21. An assay according to any one of claims 12 to 20 wherein the LPAAT, has the amino acid sequence shown in SEQ ID NO : 2.

22. An assay according to claim 21 wherein the said nucleic acid sequence is the sequence from nucleotide 110 to nucleotide 958 of SEQ ID NO : 1.

23. A compound found by means of an assay as defined in any one of claims 1 to 11 to be an inhibitor of inflammation mediated via LPAAT.

24. A compound found by means of an assay as defined in any one of claims 12 to 22 to be an activator of inflammation mediated via LPAAT.

25. An isolated polypeptide having LPAAT activity, which has the amino acid sequence shown in SEQ ID NO: 2 or a sequence substantially homologous thereto, or a fragment of either said sequence.

26. An isolated polynucleotide encoding a polypeptide as defined in claim 25.

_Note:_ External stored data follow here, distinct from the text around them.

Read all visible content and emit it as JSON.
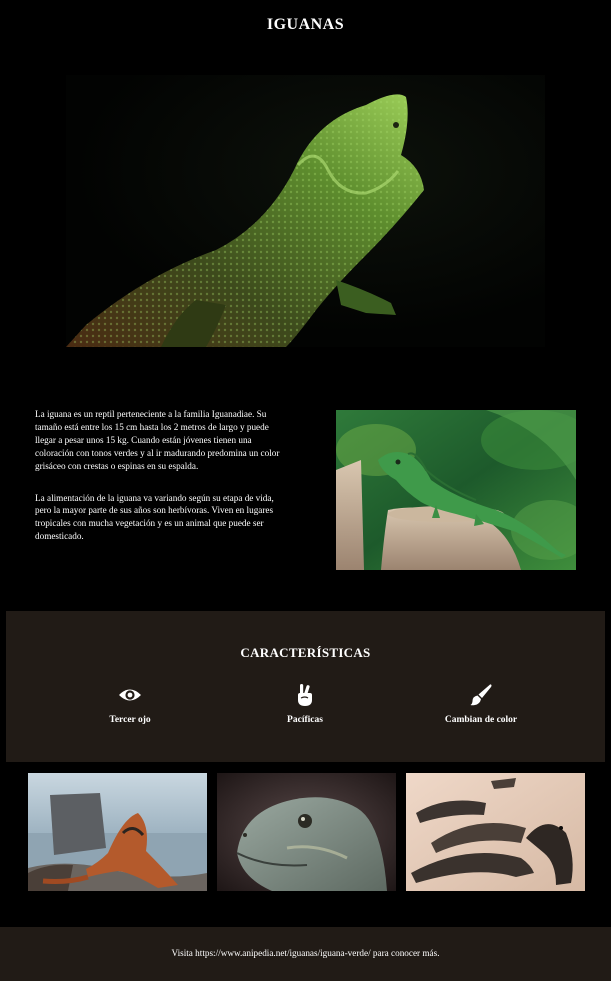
{
  "page": {
    "title": "IGUANAS"
  },
  "intro": {
    "paragraphs": [
      "La iguana es un reptil perteneciente a la familia Iguanadiae. Su tamaño está entre los 15 cm hasta los 2 metros de largo y puede llegar a pesar unos 15 kg. Cuando están jóvenes tienen una coloración con tonos verdes y al ir madurando predomina un color grisáceo con crestas o espinas en su espalda.",
      "La alimentación de la iguana va variando según su etapa de vida, pero la mayor parte de sus años son herbívoras. Viven en lugares tropicales con mucha vegetación y es un animal que puede ser domesticado."
    ]
  },
  "features": {
    "title": "CARACTERÍSTICAS",
    "items": [
      {
        "icon": "eye-icon",
        "label": "Tercer ojo"
      },
      {
        "icon": "peace-hand-icon",
        "label": "Pacíficas"
      },
      {
        "icon": "paintbrush-icon",
        "label": "Cambian de color"
      }
    ]
  },
  "footer": {
    "text": "Visita https://www.anipedia.net/iguanas/iguana-verde/ para conocer más."
  },
  "colors": {
    "background": "#000000",
    "section_bg": "#211b16",
    "text": "#ffffff",
    "lizard_green": "#6fae3a"
  }
}
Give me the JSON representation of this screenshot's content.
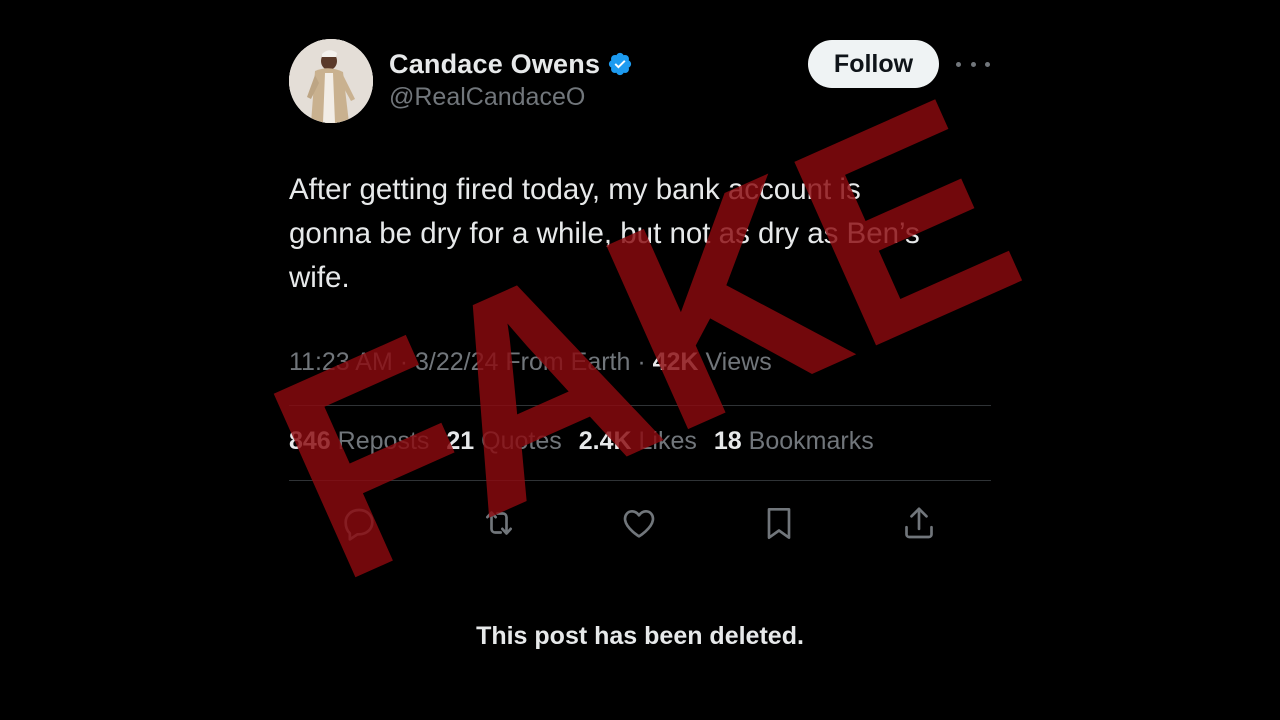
{
  "post": {
    "author": {
      "display_name": "Candace Owens",
      "handle": "@RealCandaceO",
      "verified": true
    },
    "follow_label": "Follow",
    "text": "After getting fired today, my bank account is\ngonna be dry for a while, but not as dry as Ben’s\nwife.",
    "meta": {
      "time": "11:23 AM",
      "separator": " · ",
      "date": "3/22/24",
      "location": "From Earth",
      "views_count": "42K",
      "views_label": "Views"
    },
    "stats": [
      {
        "count": "846",
        "label": "Reposts"
      },
      {
        "count": "21",
        "label": "Quotes"
      },
      {
        "count": "2.4K",
        "label": "Likes"
      },
      {
        "count": "18",
        "label": "Bookmarks"
      }
    ],
    "actions": [
      "reply-icon",
      "repost-icon",
      "like-icon",
      "bookmark-icon",
      "share-icon"
    ]
  },
  "deleted_notice": "This post has been deleted.",
  "stamp": {
    "text": "FAKE",
    "color": "#8b0a0f"
  },
  "colors": {
    "background": "#000000",
    "text_primary": "#e7e9ea",
    "text_secondary": "#71767b",
    "divider": "#2f3336",
    "verified": "#1d9bf0",
    "follow_bg": "#eff3f4"
  }
}
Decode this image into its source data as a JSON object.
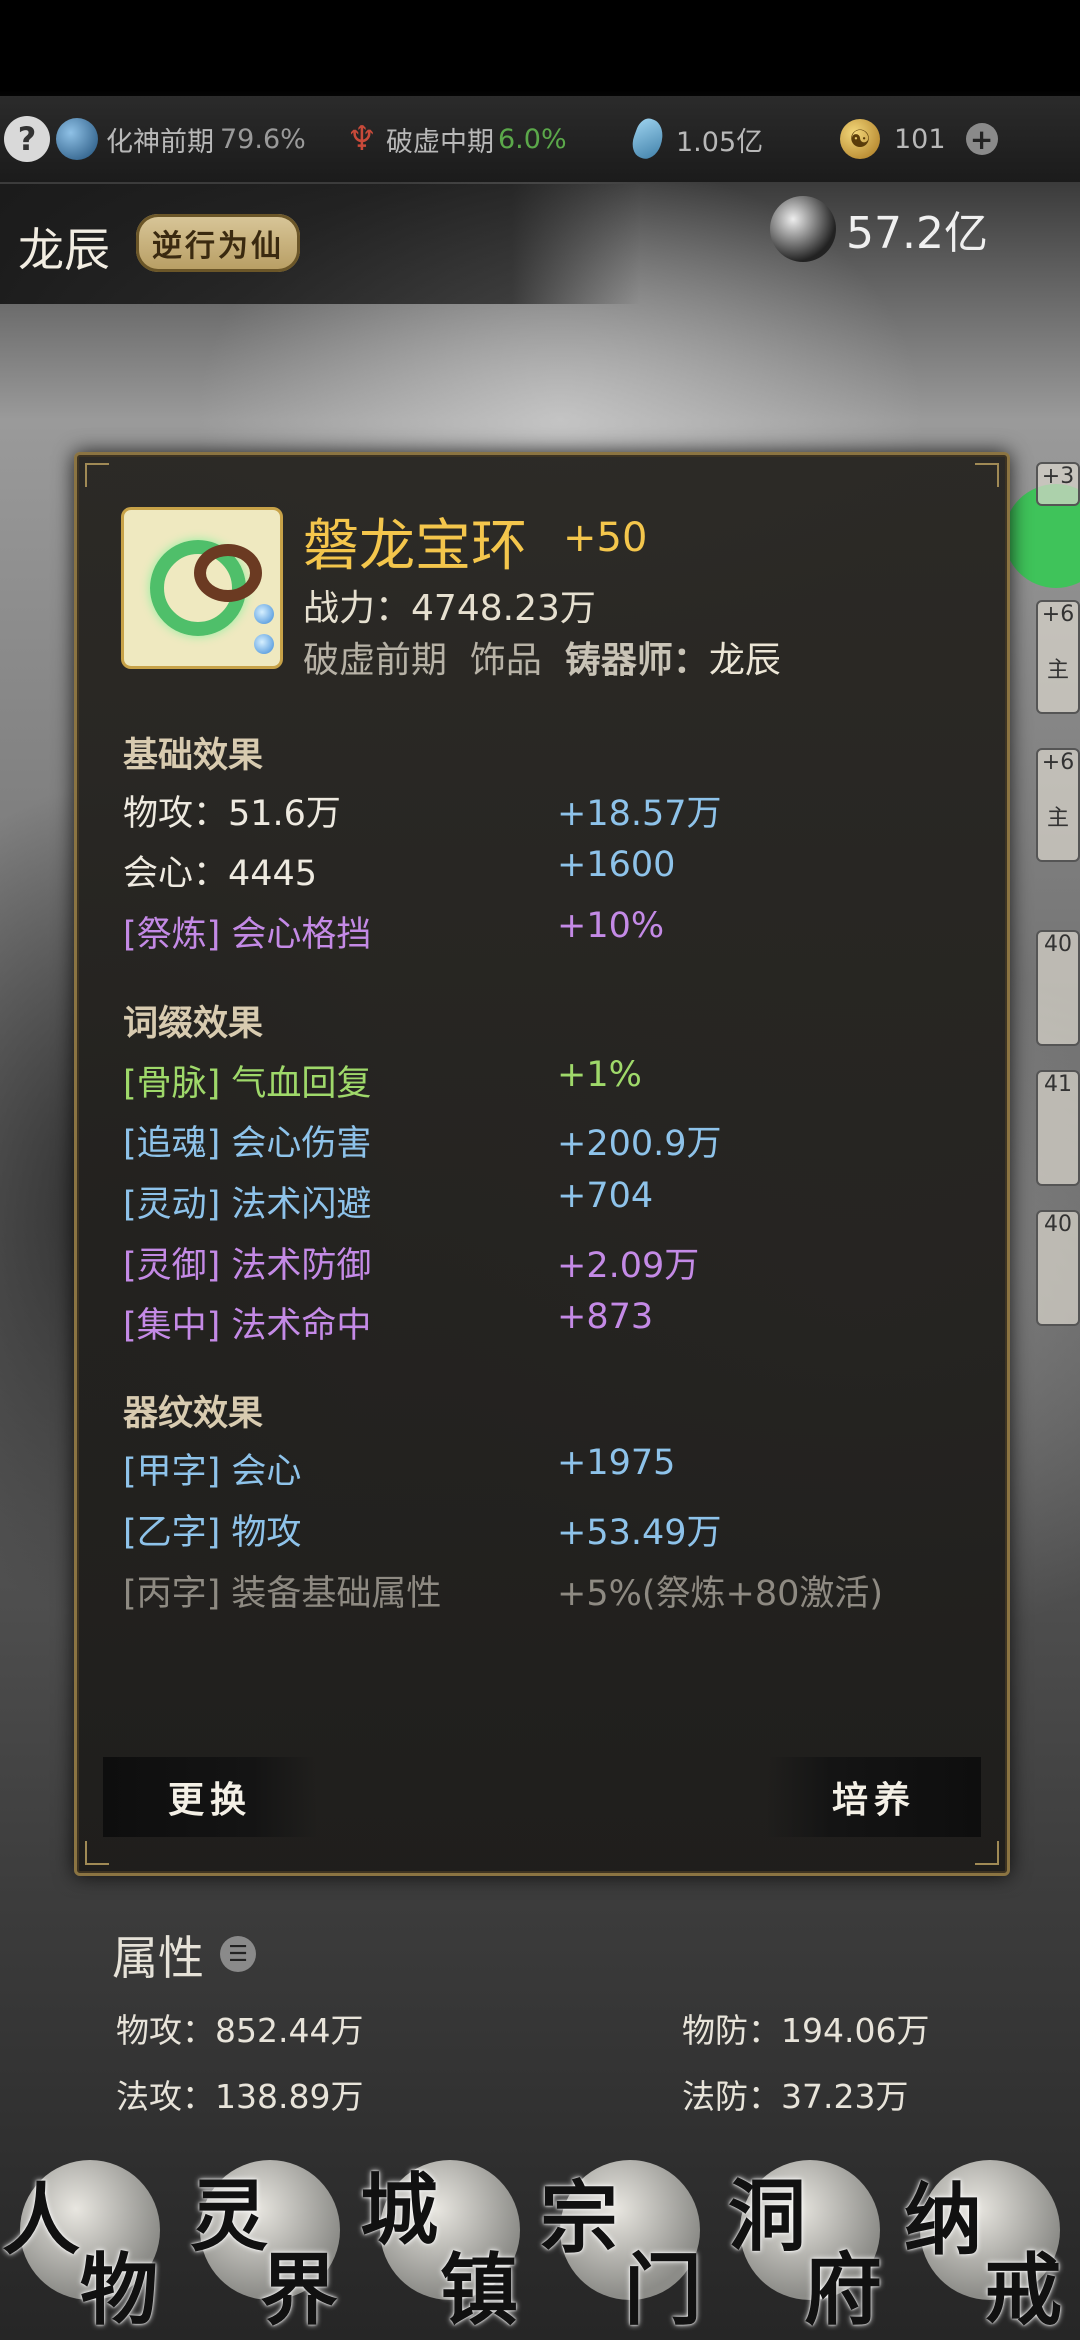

27. A polynucleotide according to claim 26 which is a DNA sequence .

28. A polynucleotide according to claim 26 which encodes the amino acid sequence of SEQ ID NO: 2.

29. A polynucleotide according to claim 27 which has the coding sequence of SEQ ID NO: 1.

30. A vector incorporating a polynucleotide as defined in any one of claims 26 to 29.

31. A vector according to claim 30 which is an expression vector.

32. A process for the preparation of a polypeptide having LPAAT activity and the amino acid sequence having shown in SEQ ID NO : 2 or a sequence substantially homologous thereto, or a fragment of either said sequence, which process comprises:

(i) cultivating a host cell transformed or transfected with an expression vector according to claim 31 under conditions to provide for expression of the said polypeptide, and

(ii) and recovering the expressed polypeptide.

33. A preparation of purified membrane vesicles which comprise a polypeptide as defined in claim 25.